Equation $(1)$ may be solved quickly by applying "$\tan$" and using the angle sum identity: $$\begin{align}x+1 & \:=\:\tan\Big(\arctan x+\frac{\pi}4\,\Big) \:=\: \frac{x+1}{1-x} \\[1.ex] \iff\;(x+1)\cdot x & \:=\: 0 \end{align}$$ Please note $\,1\!-\!x >0\:$ in the denominator because $\,\arctan x=\arctan (x+1)-\frac{\pi}4 <\frac{\pi}2-\frac{\pi}4=\frac{\pi}4\,$.

Answer 3

The reason behind this situation is that $\sin(\pi/2 - \theta) = \sin(\pi/2 + \theta)$, even though $\pi/2 - \theta \neq \pi/2 + \theta$. Given this, $$\sin(\arcsin(\frac{3}{\sqrt{10}})) = \sin(\frac{\pi}{4} + \arcsin(\frac{2}{\sqrt{5}})),$$

but

$$\arcsin(\frac{3}{\sqrt{10}})\neq \frac{\pi}{4} + \arcsin(\frac{2}{\sqrt{5}})$$

The right-hand side is greater than $\pi/2$ and the left-hand side is less than $\pi/2$.

Answer 4

Here is the geometric approach, which can same conclude as other answers. ;)

From the picture above:

$\sin\alpha = \dfrac{x+1}{\sqrt{x^2+2x+2}}, \sin\beta = \dfrac{x}{\sqrt{x^2+1}}$

Therefore, we can say that $\alpha-\beta=\dfrac{\pi}{4}$.

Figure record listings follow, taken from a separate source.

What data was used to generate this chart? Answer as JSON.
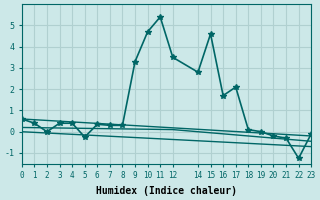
{
  "xlabel": "Humidex (Indice chaleur)",
  "ylabel": "",
  "bg_color": "#cce8e8",
  "grid_color": "#b0d0d0",
  "line_color": "#006666",
  "xlim": [
    0,
    23
  ],
  "ylim": [
    -1.5,
    6
  ],
  "x_ticks": [
    0,
    1,
    2,
    3,
    4,
    5,
    6,
    7,
    8,
    9,
    10,
    11,
    12,
    14,
    15,
    16,
    17,
    18,
    19,
    20,
    21,
    22,
    23
  ],
  "x_tick_labels": [
    "0",
    "1",
    "2",
    "3",
    "4",
    "5",
    "6",
    "7",
    "8",
    "9",
    "10",
    "11",
    "12",
    "14",
    "15",
    "16",
    "17",
    "18",
    "19",
    "20",
    "21",
    "22",
    "23"
  ],
  "yticks": [
    -1,
    0,
    1,
    2,
    3,
    4,
    5
  ],
  "series": [
    {
      "x": [
        0,
        1,
        2,
        3,
        4,
        5,
        6,
        7,
        8,
        9,
        10,
        11,
        12,
        14,
        15,
        16,
        17,
        18,
        19,
        20,
        21,
        22,
        23
      ],
      "y": [
        0.6,
        0.4,
        0.0,
        0.4,
        0.4,
        -0.25,
        0.35,
        0.3,
        0.3,
        3.3,
        4.7,
        5.4,
        3.5,
        2.8,
        4.6,
        1.7,
        2.1,
        0.1,
        0.0,
        -0.2,
        -0.3,
        -1.25,
        -0.1
      ],
      "marker": "*",
      "linewidth": 1.2
    },
    {
      "x": [
        0,
        23
      ],
      "y": [
        0.6,
        -0.2
      ],
      "marker": null,
      "linewidth": 1.0
    },
    {
      "x": [
        0,
        12,
        23
      ],
      "y": [
        0.2,
        0.1,
        -0.45
      ],
      "marker": null,
      "linewidth": 1.0
    },
    {
      "x": [
        0,
        23
      ],
      "y": [
        0.0,
        -0.7
      ],
      "marker": null,
      "linewidth": 1.0
    }
  ]
}
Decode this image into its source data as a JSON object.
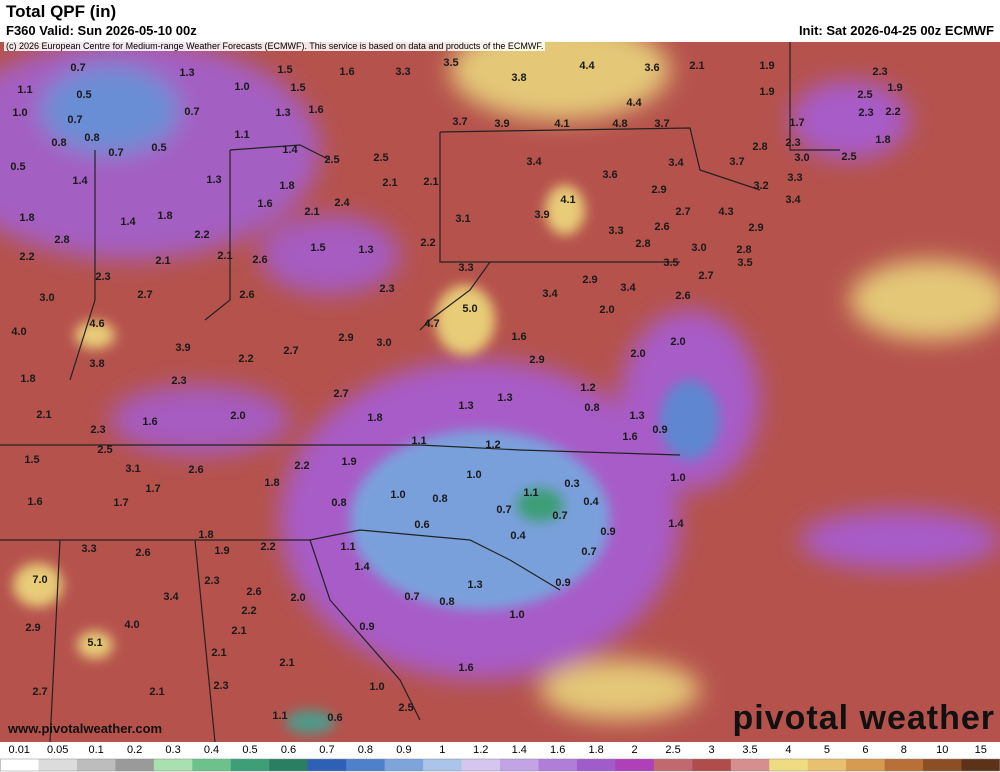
{
  "header": {
    "title": "Total QPF (in)",
    "valid": "F360 Valid: Sun 2026-05-10 00z",
    "init": "Init: Sat 2026-04-25 00z ECMWF",
    "credit": "(c) 2026 European Centre for Medium-range Weather Forecasts (ECMWF). This service is based on data and products of the ECMWF."
  },
  "map": {
    "labels": [
      "0.7",
      "1.3",
      "1.5",
      "1.6",
      "3.3",
      "3.5",
      "3.8",
      "4.4",
      "3.6",
      "2.1",
      "1.9",
      "2.3",
      "1.1",
      "0.5",
      "1.0",
      "1.5",
      "1.9",
      "2.5",
      "1.9",
      "1.0",
      "0.7",
      "0.7",
      "1.3",
      "1.6",
      "4.4",
      "2.3",
      "2.2",
      "0.8",
      "0.8",
      "0.7",
      "0.5",
      "1.1",
      "3.7",
      "3.9",
      "4.1",
      "4.8",
      "3.7",
      "1.7",
      "1.4",
      "2.5",
      "2.5",
      "2.8",
      "2.3",
      "3.0",
      "2.5",
      "1.8",
      "0.5",
      "1.4",
      "1.3",
      "1.8",
      "2.1",
      "2.1",
      "3.4",
      "3.6",
      "3.4",
      "3.7",
      "3.2",
      "3.3",
      "1.6",
      "2.4",
      "2.1",
      "2.9",
      "4.1",
      "3.4",
      "1.8",
      "1.4",
      "1.8",
      "3.1",
      "3.9",
      "2.7",
      "4.3",
      "2.8",
      "2.2",
      "3.3",
      "2.6",
      "2.9",
      "2.2",
      "2.1",
      "2.1",
      "2.6",
      "1.5",
      "1.3",
      "2.2",
      "2.8",
      "3.0",
      "2.8",
      "2.3",
      "3.3",
      "3.5",
      "2.7",
      "3.5",
      "3.0",
      "2.7",
      "2.6",
      "2.3",
      "2.9",
      "3.4",
      "3.4",
      "2.6",
      "4.0",
      "4.6",
      "4.7",
      "5.0",
      "2.0",
      "2.9",
      "3.0",
      "1.6",
      "2.0",
      "3.8",
      "3.9",
      "2.2",
      "2.7",
      "2.9",
      "2.0",
      "1.8",
      "2.3",
      "1.2",
      "2.7",
      "0.8",
      "2.1",
      "1.6",
      "2.0",
      "1.8",
      "1.3",
      "1.3",
      "1.3",
      "2.3",
      "1.6",
      "0.9",
      "2.5",
      "1.1",
      "1.2",
      "1.5",
      "3.1",
      "2.6",
      "2.2",
      "1.9",
      "1.0",
      "1.7",
      "1.8",
      "1.1",
      "0.3",
      "0.4",
      "1.0",
      "1.6",
      "1.7",
      "0.8",
      "1.0",
      "0.8",
      "0.7",
      "0.7",
      "0.6",
      "0.9",
      "1.4",
      "0.4",
      "1.8",
      "3.3",
      "2.6",
      "1.9",
      "2.2",
      "1.1",
      "0.7",
      "7.0",
      "2.3",
      "1.4",
      "1.3",
      "0.9",
      "3.4",
      "2.6",
      "2.0",
      "0.7",
      "0.8",
      "2.2",
      "1.0",
      "2.9",
      "4.0",
      "2.1",
      "0.9",
      "5.1",
      "2.1",
      "2.1",
      "1.6",
      "2.7",
      "2.1",
      "2.3",
      "1.0",
      "1.1",
      "0.6",
      "2.5"
    ]
  },
  "colorbar": {
    "labels": [
      "0.01",
      "0.05",
      "0.1",
      "0.2",
      "0.3",
      "0.4",
      "0.5",
      "0.6",
      "0.7",
      "0.8",
      "0.9",
      "1",
      "1.2",
      "1.4",
      "1.6",
      "1.8",
      "2",
      "2.5",
      "3",
      "3.5",
      "4",
      "5",
      "6",
      "8",
      "10",
      "15"
    ],
    "colors": [
      "#ffffff",
      "#dcdcdc",
      "#bdbdbd",
      "#9a9a9a",
      "#a8e0b0",
      "#6cc28a",
      "#3e9e78",
      "#2a7e62",
      "#2f60b8",
      "#4f80cc",
      "#7ea4dc",
      "#aac4ea",
      "#d4c6ee",
      "#c2a4e6",
      "#b07ed8",
      "#a05cc8",
      "#b040b8",
      "#c06a70",
      "#b04c4c",
      "#d68e8e",
      "#f0dc80",
      "#e8c070",
      "#d69a50",
      "#b87038",
      "#8c4e24",
      "#5c3218"
    ]
  },
  "footer": {
    "website": "www.pivotalweather.com",
    "logo": "pivotal weather"
  }
}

Using the Law of Cosine, $1=x^2+2x+2+x^2+1-\sqrt{2}\sqrt{(x^2+1)(x^2+2x+2)}$.

Solving this, $2x^2+2x+2=\sqrt{2(x^2+1)(x^2+2x+2)}$.

$\Rightarrow \; 2(x^4+2x^3+3x^2+2x+1)=(x^4+2x^3+3x^2+2x+2), $

$x^4+2x^3+3x^2+2x=0, x(x+1)(x^2+x+2)=0.$

Since $x$ is a real number, $x=0$ or $x=-1$ is the only solution.

(Negative $x$ can be understood as the opposite direction!)

Answer 5

Here's an alternative way to confirm $\frac3{\sqrt{10}}$ is not a solution. Apply an identity:

$$\arcsin \frac{x+1}{\sqrt{(x+1)^2+1}} - \arcsin \frac x{\sqrt{x^2+1}} = \arcsin \frac1{\sqrt{x^2+1} \sqrt{(x+1)^2+1}} = \frac\pi4 \\ \stackrel{\sin\square}\implies \sqrt{x^2+1} \sqrt{(x+1)^2+1} = \sqrt2 \\ \stackrel{\square^2}\implies (x^2+1) (x^2+2x+2) = 2 \\ \implies 3x^4 + 3x^2 + 2x = x(x+1)(x^2+x+2)=0$$

The quadratic factor has no real solution, leaving us $x\in\{-1,0\}$.